Daniel Wright Burgess Jr. (born June 1, 1986) is an American politician who currently serves as a Florida State Senator from District 20, which includes parts of Tampa, Thonotosassa, New Tampa, and Zephyrhills. He previously served as the executive director of the Florida Department of Veterans' Affairs, as a member of the Florida House of Representatives, and as the mayor of Zephyrhills.

==History==
Burgess was born in Zephyrhills, Florida, in 1986 and attended the University of South Florida. While a college student, he was elected to the Zephyrhills City Council in 2005, defeating Celia Graham with about 60 percent of the votes. Burgess was re-elected in 2007, defeating Richard Kaeberlein with 82 percent of the vote, and he served as President of the City Council. In 2008, after he graduated with a degree in political science, he resigned from the City Council to attend the Dwayne O. Andreas School of Law in Orlando, graduating with his Juris Doctor in 2011. Upon graduation, he was commissioned in the Judge Advocate General's Corps of the U.S. Army Reserve as a first lieutenant and continues to serve in the rank of captain. He also began practicing with Johnson, Auvil, Pratico & Chane PA. After the Mayor of Zephyrhills resigned after he faced impeachment proceedings over allegations of sexual harassment, Burgess ran in a special election to succeed him, and won, serving out the final year of the previous mayor's term. He did not run for re-election in 2014.

==Florida House of Representatives==
In 2014, incumbent State Representative Will Weatherford was unable to seek re-election due to term limits, so Burgess ran to succeed him. He won the Republican primary unopposed, and advanced to the general election, where he faced retired social studies teacher Beverly Ledbetter. During the campaign, the Tampa Bay Times endorsed Ledbetter over him, criticizing Burgess for not having a "similar grasp of state issues" as Ledbetter and for having uninformed priorities. However, Burgess won against Ledbetter with 60 percent of the vote.

Burgess was re-elected unopposed in 2016. Independent candidate David T. K. Hayes challenged him in 2018, but Burgess won re-election with 66 percent of the vote.

== Department of Veterans' Affairs ==
On December 15, 2018, Governor-elect Ron DeSantis announced that he would appoint Burgess as executive director of the Florida Department of Veterans' Affairs. Burgess's appointment was unanimously approved by the Cabinet on January 24, 2019.

==Florida Senate==
After Senator Tom Lee announced in May 2020 that he would retire early from the Florida Senate, Burgess announced he would run in the special election to succeed him. Burgess was unopposed in the Republican primary and defeated Democratic nominee Kathy Lewis in the general election, 54.8 to 45.2 percent.
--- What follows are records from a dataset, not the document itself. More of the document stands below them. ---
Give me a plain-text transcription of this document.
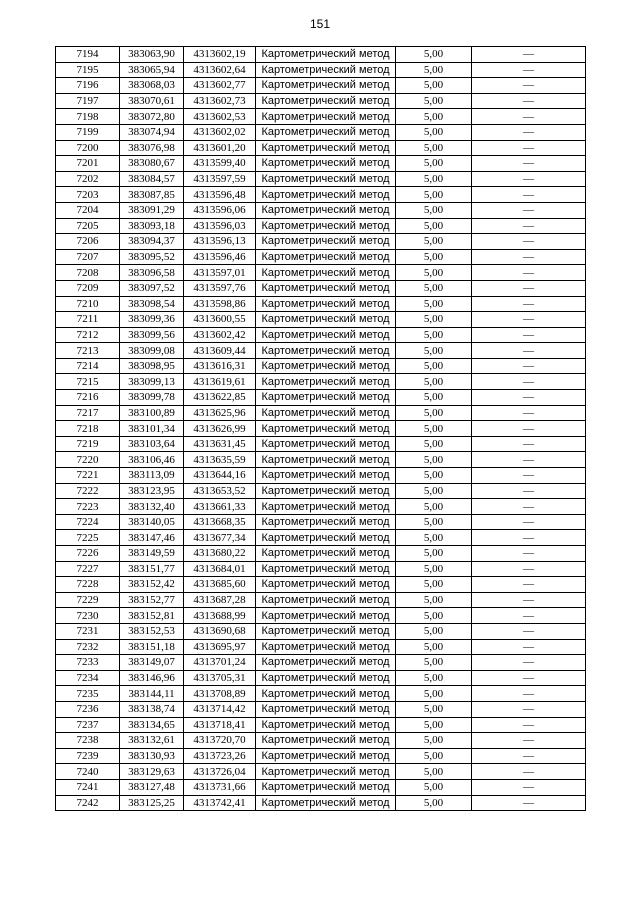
151
7194	383063,90	4313602,19	Картометрический метод	5,00	—
7195	383065,94	4313602,64	Картометрический метод	5,00	—
7196	383068,03	4313602,77	Картометрический метод	5,00	—
7197	383070,61	4313602,73	Картометрический метод	5,00	—
7198	383072,80	4313602,53	Картометрический метод	5,00	—
7199	383074,94	4313602,02	Картометрический метод	5,00	—
7200	383076,98	4313601,20	Картометрический метод	5,00	—
7201	383080,67	4313599,40	Картометрический метод	5,00	—
7202	383084,57	4313597,59	Картометрический метод	5,00	—
7203	383087,85	4313596,48	Картометрический метод	5,00	—
7204	383091,29	4313596,06	Картометрический метод	5,00	—
7205	383093,18	4313596,03	Картометрический метод	5,00	—
7206	383094,37	4313596,13	Картометрический метод	5,00	—
7207	383095,52	4313596,46	Картометрический метод	5,00	—
7208	383096,58	4313597,01	Картометрический метод	5,00	—
7209	383097,52	4313597,76	Картометрический метод	5,00	—
7210	383098,54	4313598,86	Картометрический метод	5,00	—
7211	383099,36	4313600,55	Картометрический метод	5,00	—
7212	383099,56	4313602,42	Картометрический метод	5,00	—
7213	383099,08	4313609,44	Картометрический метод	5,00	—
7214	383098,95	4313616,31	Картометрический метод	5,00	—
7215	383099,13	4313619,61	Картометрический метод	5,00	—
7216	383099,78	4313622,85	Картометрический метод	5,00	—
7217	383100,89	4313625,96	Картометрический метод	5,00	—
7218	383101,34	4313626,99	Картометрический метод	5,00	—
7219	383103,64	4313631,45	Картометрический метод	5,00	—
7220	383106,46	4313635,59	Картометрический метод	5,00	—
7221	383113,09	4313644,16	Картометрический метод	5,00	—
7222	383123,95	4313653,52	Картометрический метод	5,00	—
7223	383132,40	4313661,33	Картометрический метод	5,00	—
7224	383140,05	4313668,35	Картометрический метод	5,00	—
7225	383147,46	4313677,34	Картометрический метод	5,00	—
7226	383149,59	4313680,22	Картометрический метод	5,00	—
7227	383151,77	4313684,01	Картометрический метод	5,00	—
7228	383152,42	4313685,60	Картометрический метод	5,00	—
7229	383152,77	4313687,28	Картометрический метод	5,00	—
7230	383152,81	4313688,99	Картометрический метод	5,00	—
7231	383152,53	4313690,68	Картометрический метод	5,00	—
7232	383151,18	4313695,97	Картометрический метод	5,00	—
7233	383149,07	4313701,24	Картометрический метод	5,00	—
7234	383146,96	4313705,31	Картометрический метод	5,00	—
7235	383144,11	4313708,89	Картометрический метод	5,00	—
7236	383138,74	4313714,42	Картометрический метод	5,00	—
7237	383134,65	4313718,41	Картометрический метод	5,00	—
7238	383132,61	4313720,70	Картометрический метод	5,00	—
7239	383130,93	4313723,26	Картометрический метод	5,00	—
7240	383129,63	4313726,04	Картометрический метод	5,00	—
7241	383127,48	4313731,66	Картометрический метод	5,00	—
7242	383125,25	4313742,41	Картометрический метод	5,00	—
In January 2021 Burgess introduced legislation to protect Confederate monuments; permit the state to overrule local governments' decisions to reduce funding for police; waive sovereign immunity for municipalities, thereby allowing local authorities to be sued for providing inadequate law enforcement; and block people injured while participating in protests from receiving damages. American Civil Liberties Union lawyer Kara Gross described the bill as an attempt "to silence and criminalize Black protesters and their allies who are exercising their First Amendment rights."